Clinical-Reasoning (35.4%): Largest category, involving medical/protocol judgment errors.
Workflow-Completion (23.3%): Agent never invoked a required terminal action.
Policy-Compliance (13.2%): Dominantly literal misreading of policy criterion text.
Illegitimate Consent: A CM-specific failure where the agent improperly "concern-mines" to get a refusing patient to consent, violating autonomy-first engagement principles.
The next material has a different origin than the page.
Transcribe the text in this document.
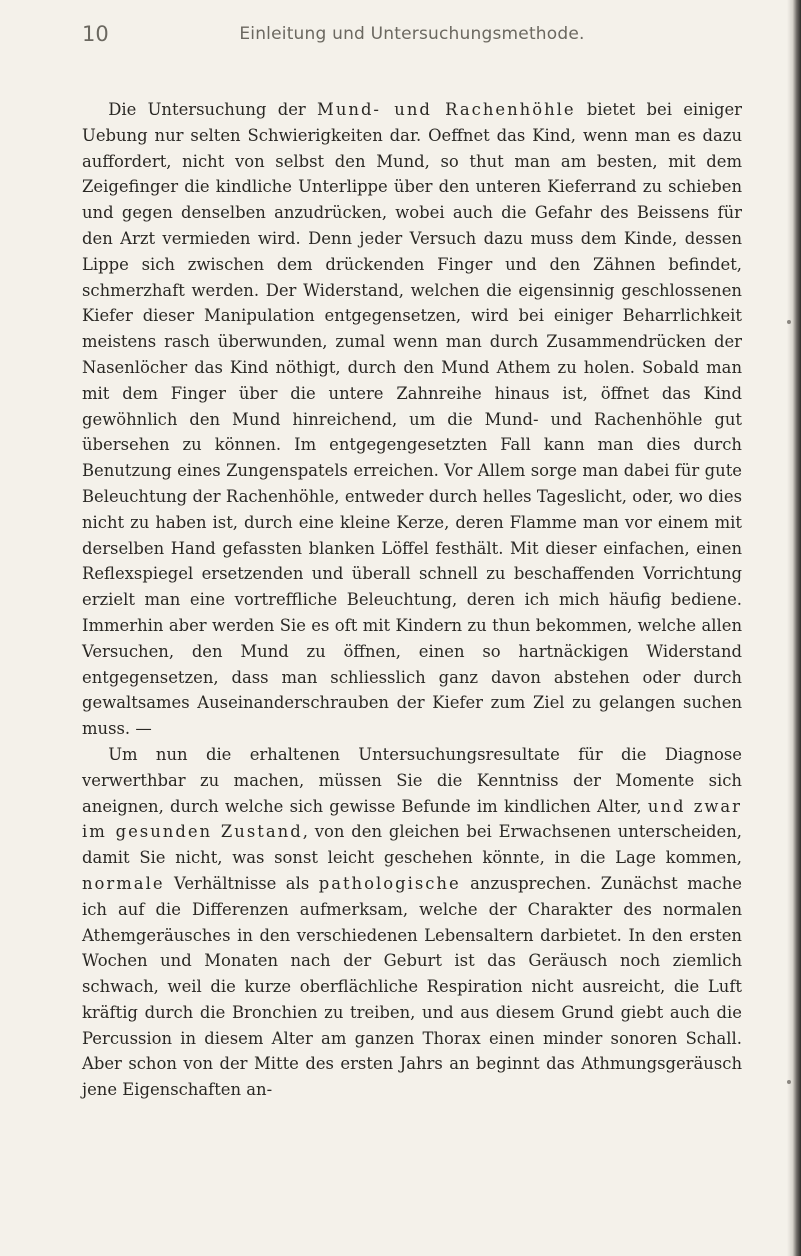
10	Einleitung und Untersuchungsmethode.

Die Untersuchung der Mund- und Rachenhöhle bietet bei einiger Uebung nur selten Schwierigkeiten dar. Oeffnet das Kind, wenn man es dazu auffordert, nicht von selbst den Mund, so thut man am besten, mit dem Zeigefinger die kindliche Unterlippe über den unteren Kieferrand zu schieben und gegen denselben anzudrücken, wobei auch die Gefahr des Beissens für den Arzt vermieden wird. Denn jeder Versuch dazu muss dem Kinde, dessen Lippe sich zwischen dem drückenden Finger und den Zähnen befindet, schmerzhaft werden. Der Widerstand, welchen die eigensinnig geschlossenen Kiefer dieser Manipulation entgegensetzen, wird bei einiger Beharrlichkeit meistens rasch überwunden, zumal wenn man durch Zusammendrücken der Nasenlöcher das Kind nöthigt, durch den Mund Athem zu holen. Sobald man mit dem Finger über die untere Zahnreihe hinaus ist, öffnet das Kind gewöhnlich den Mund hinreichend, um die Mund- und Rachenhöhle gut übersehen zu können. Im entgegengesetzten Fall kann man dies durch Benutzung eines Zungenspatels erreichen. Vor Allem sorge man dabei für gute Beleuchtung der Rachenhöhle, entweder durch helles Tageslicht, oder, wo dies nicht zu haben ist, durch eine kleine Kerze, deren Flamme man vor einem mit derselben Hand gefassten blanken Löffel festhält. Mit dieser einfachen, einen Reflexspiegel ersetzenden und überall schnell zu beschaffenden Vorrichtung erzielt man eine vortreffliche Beleuchtung, deren ich mich häufig bediene. Immerhin aber werden Sie es oft mit Kindern zu thun bekommen, welche allen Versuchen, den Mund zu öffnen, einen so hartnäckigen Widerstand entgegensetzen, dass man schliesslich ganz davon abstehen oder durch gewaltsames Auseinanderschrauben der Kiefer zum Ziel zu gelangen suchen muss. —

Um nun die erhaltenen Untersuchungsresultate für die Diagnose verwerthbar zu machen, müssen Sie die Kenntniss der Momente sich aneignen, durch welche sich gewisse Befunde im kindlichen Alter, und zwar im gesunden Zustand, von den gleichen bei Erwachsenen unterscheiden, damit Sie nicht, was sonst leicht geschehen könnte, in die Lage kommen, normale Verhältnisse als pathologische anzusprechen. Zunächst mache ich auf die Differenzen aufmerksam, welche der Charakter des normalen Athemgeräusches in den verschiedenen Lebensaltern darbietet. In den ersten Wochen und Monaten nach der Geburt ist das Geräusch noch ziemlich schwach, weil die kurze oberflächliche Respiration nicht ausreicht, die Luft kräftig durch die Bronchien zu treiben, und aus diesem Grund giebt auch die Percussion in diesem Alter am ganzen Thorax einen minder sonoren Schall. Aber schon von der Mitte des ersten Jahrs an beginnt das Athmungsgeräusch jene Eigenschaften an-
Theoretical and Practical Implications

Benchmarking Gap: χ-Bench fills a critical gap in the evaluation landscape (see Table 1 in paper). It is the first benchmark to combine long-horizon tool use, dense policy retrieval, irreversible multi-role workflows, hidden multilateral interaction, and in-situ verification in a healthcare context.
Agent Capability Limits: The results demonstrate that the long-horizon capabilities showcased by frontier agents on coding-style benchmarks do not generalize well to realistic, policy-dense enterprise workflows. The low success and high failure rates indicate current agents are not ready for unsupervised deployment in high-stakes healthcare operations.
Safety & Reliability Concerns: The prevalence of Clinical-Reasoning and Policy-Compliance failures translates directly to potential clinical, financial, and regulatory harm. The pass^3 reliability metric and the "illegitimate consent" failure mode highlight that mere task completion is an inadequate safety criterion.
Hypothesis for Other Domains: The authors hypothesize that similar performance gaps will surface in other policy-dense, role-composed, irreversible enterprise domains beyond healthcare, such as legal, financial, or government services.

Conclusion

χ-Bench presents a rigorous, high-fidelity benchmark that exposes significant limitations in current AI agents' ability to automate end-to-end healthcare workflows. The best agents succeed on less than a third of tasks, with reliability and performance collapsing under more realistic multi-role and long-running conditions. Failure analysis underscores that core challenges lie in clinical reasoning, workflow adherence, and policy comprehension—not just tool use. The benchmark serves as a cautionary stress test and a call for focused research on improving agent reliability, policy grounding, and multi-actor coordination before considering deployment in irreversible, high-impact enterprise settings.

Future Directions include extending χ-Bench to multimodal inputs (imaging, speech), covering a wider range of healthcare workflows, and studying the impact of different judge models. The resources (benchmark, simulator, handbook) are released to the community to foster progress in this critical area.